Chlorine partitioning in the lowermost Arctic vortex during the cold winter 2015/2016

Abstract. Activated chlorine compounds in the polar winter stratosphere drive catalytic cycles that process ozone and methane, whose abundances are highly relevant to the evolution of global climate. The present work introduces a novel dataset of in situ measurements of relevant chlorine species in the Arctic lowermost stratosphere from the aircraft mission POLSTRACC/GWLCYCLE/SALSA during winter 2015/2016. The major stages of chemical evolution of the lower polar vortex are presented in a consistent series of high resolution mass spectrometric observations of HCl and ClONO 2 . Simultaneous measurements of CFC-12 are used to derive total inorganic chlorine (Cl y ) and active chlorine (ClO x ).

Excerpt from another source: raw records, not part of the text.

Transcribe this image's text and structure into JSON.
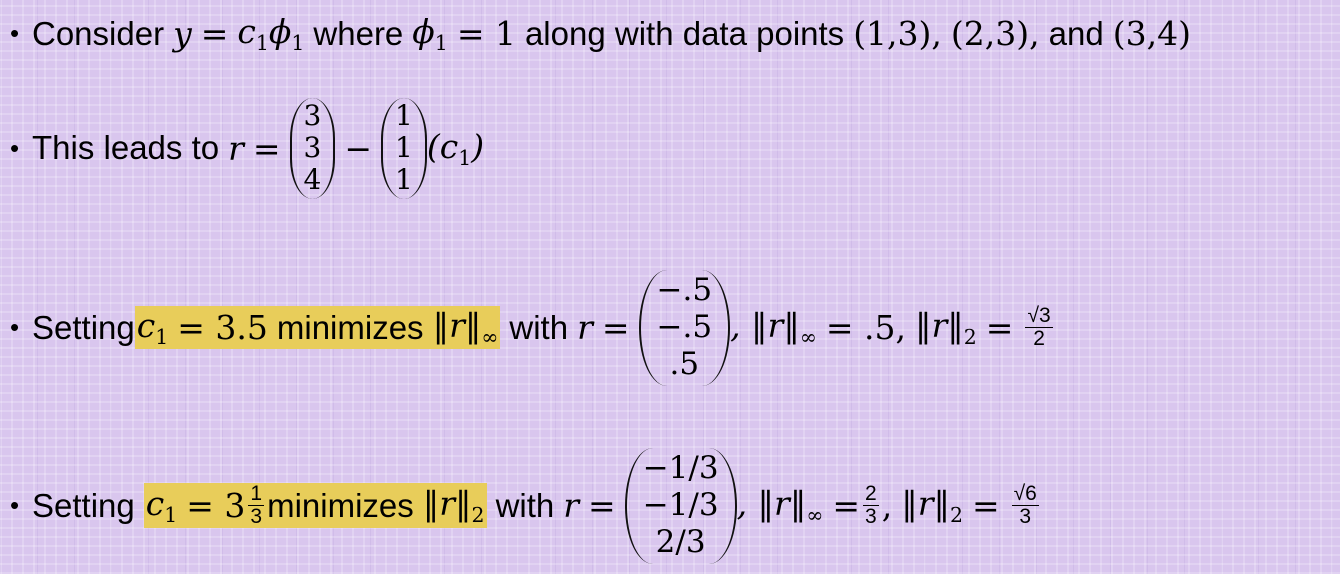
{
  "line1": {
    "t1": "Consider",
    "y": "y",
    "eq": "=",
    "c": "c",
    "one": "1",
    "phi": "ϕ",
    "t2": "where",
    "t3": "= 1",
    "t4": "along with data points",
    "p1": "(1,3),",
    "p2": "(2,3),",
    "t5": "and",
    "p3": "(3,4)"
  },
  "line2": {
    "t1": "This leads to",
    "r": "r",
    "eq": "=",
    "v1": [
      "3",
      "3",
      "4"
    ],
    "minus": "−",
    "v2": [
      "1",
      "1",
      "1"
    ],
    "c1": "(c",
    "c1sub": "1",
    "c1close": ")"
  },
  "line3": {
    "t1": "Setting",
    "hl_c": "c",
    "hl_sub": "1",
    "hl_eq": "= 3.5",
    "hl_t": "minimizes",
    "hl_norm": "‖r‖",
    "hl_normsub": "∞",
    "t2": "with",
    "r": "r",
    "eq": "=",
    "vec": [
      "−.5",
      "−.5",
      ".5"
    ],
    "n1": ", ‖r‖",
    "n1sub": "∞",
    "n1val": "= .5,",
    "n2": "‖r‖",
    "n2sub": "2",
    "n2eq": "=",
    "fnum": "√3",
    "fden": "2"
  },
  "line4": {
    "t1": "Setting",
    "hl_c": "c",
    "hl_sub": "1",
    "hl_eq": "= 3",
    "hl_fnum": "1",
    "hl_fden": "3",
    "hl_t": "minimizes",
    "hl_norm": "‖r‖",
    "hl_normsub": "2",
    "t2": "with",
    "r": "r",
    "eq": "=",
    "vec": [
      "−1/3",
      "−1/3",
      "2/3"
    ],
    "n1": ", ‖r‖",
    "n1sub": "∞",
    "n1eq": "=",
    "f1num": "2",
    "f1den": "3",
    "comma": ",",
    "n2": "‖r‖",
    "n2sub": "2",
    "n2eq": "=",
    "f2num": "√6",
    "f2den": "3"
  }
}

The new data highlight an altitude dependent shift in the pathway of chlorine deactivation through the recovery of the reservoir species from ClONO 2 to HCl in the lowermost vortex below the 380 K isentropic surface. Further, we show that the Chemical Lagrangian Model of the Stratosphere (CLaMS) is generally able to reproduce the chemical evolution of the lower polar vortex chlorine budget, except from a bias in HCl concentrations. The model is used to relate local measurements to the vortex-wide evolution. The results are aimed at fostering our understanding of the climate impact of chlorine chemistry, providing new observational data to complement satellite data and assess model performance in the climate sensitive upper troposphere and lower stratosphere region.